Metadata extraction from German scientific papers

This repository contains a method of extraction metadata from German scientific papers (PDF) using Detectron2 implementation and synthetic data of German publications.

In this project we used an implementation of detectron2 that was trained with 200K images from PublayNet dataset (model)and we re-finetuned it with 30k of our synthetic data.

Our model extracts nine metadata classes:Title, Author, Journal, Abstract, Affiliation, Email, Address, DOI, Date.

Data

The Data contains around 44K papers with German and English content. 100 of German scientific papers randomly selected from available publications in SSOAR with various layout and style. we extended our dataset by automatically generating synthetic papers based on the 28 most common layouts we identified during the mannual annotation phase. To this end, we randomly extracted metadata records from SSOAR , DBLP , and a list of scientific affiliations from Wikipedia. For each of these layouts, we generated an average of 1600 synthetic papers by randomly inserting metadata from the extracted metadata at their corresponding positions on the first page.

Training and Evaluation

Training configuartion:

we froze the stem and the first backbone layer: cfg.MODEL.BACKBONE.FREEZE_AT= 2
learning rate of 0.0025
Number of iterations: 15000
70% training, 15% validation, and 15% test data.
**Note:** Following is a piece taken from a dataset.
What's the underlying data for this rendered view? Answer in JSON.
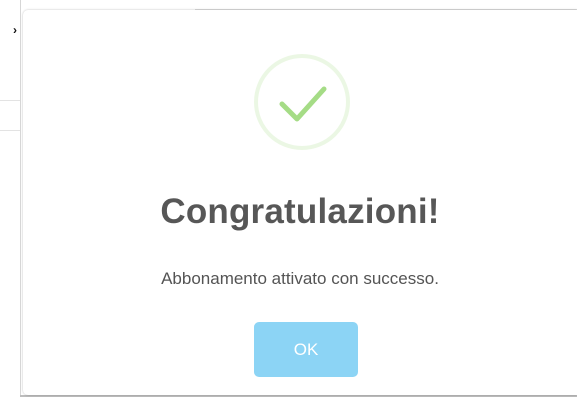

Final model and config files

Architecture	Config file	Training Script
MaskRCNN Resnext101_32x8d FPN 3X	configs/DLA_mask_rcnn_X_101_32x8d_FPN_3x.yaml	./model_training/Final/detectron2_training_fullData.ipynb

Evaluation

Dataset	AP	AP50	AP75	AP Small	AP Medium	AP Large
Validation set	90.363	95.828	95.269	74.173	81.523	95.273
Test set	90.167	95.626	94.911	75.199	81.275	79.225

Installation

Run git@github.com:nbeili/Metadata-extraction-from-German-scientific-papers.git to clone this repository.
Download the model and copy it to the models/ folder
There are two ways to install the model locally: using Docker or by manually installing the dependencies

Docker Deployment

cd pubmexwebdemo

# run docker build to create the docker image using and specify the name of the image.
# For instance, run
docker build -t my-mexpub-app .

# run the docker image inside a container and specify a port. This will allow you to both use the model locally
# and run the web application on localhost
docker run -it -p 5000:5000 --name mexPubContainer my-mexpub-app:latest

# the web application can now be accessed from a browser using hhtp://localhost:5000

Note: by default, the web application makes inferences using the CPU. To run the model on a GPU for faster inference, set the use_cuda parameter to True inside main.py.

Manual installation

Requirements:

Linux or macOS
Poppler >= 20.09.0
Python ≥ 3.6
pip >= 20.2.3


# install the necessary dependencies
pip install -r requirements.txt 
pip install torch==1.5 torchvision==0.6 -f https://download.pytorch.org/whl/cu101/torch_stable.html 
pip install detectron2==0.1.3 -f https://dl.fbaipublicfiles.com/detectron2/wheels/cu101/torch1.5/index.html
pip install -U 'git+https://github.com/cocodataset/cocoapi.git#subdirectory=PythonAPI'

Note: Having multiple versions of Python installed in parallel (e.g., Python2 and Python3) can lead to errors related to the pycocotools. It is advisable to use Anaconda and run the installation inside a conda environment to prevent dependency conflicts.

Getting Started

Run a simple demo of the model

Run below command from the main repository for prediction on a single PDF document. The demo will store two files at the specified output path: (i) an image of the PDF's first page including bounding boxes for the predictions, (ii) a .json file containing the inferred metadata.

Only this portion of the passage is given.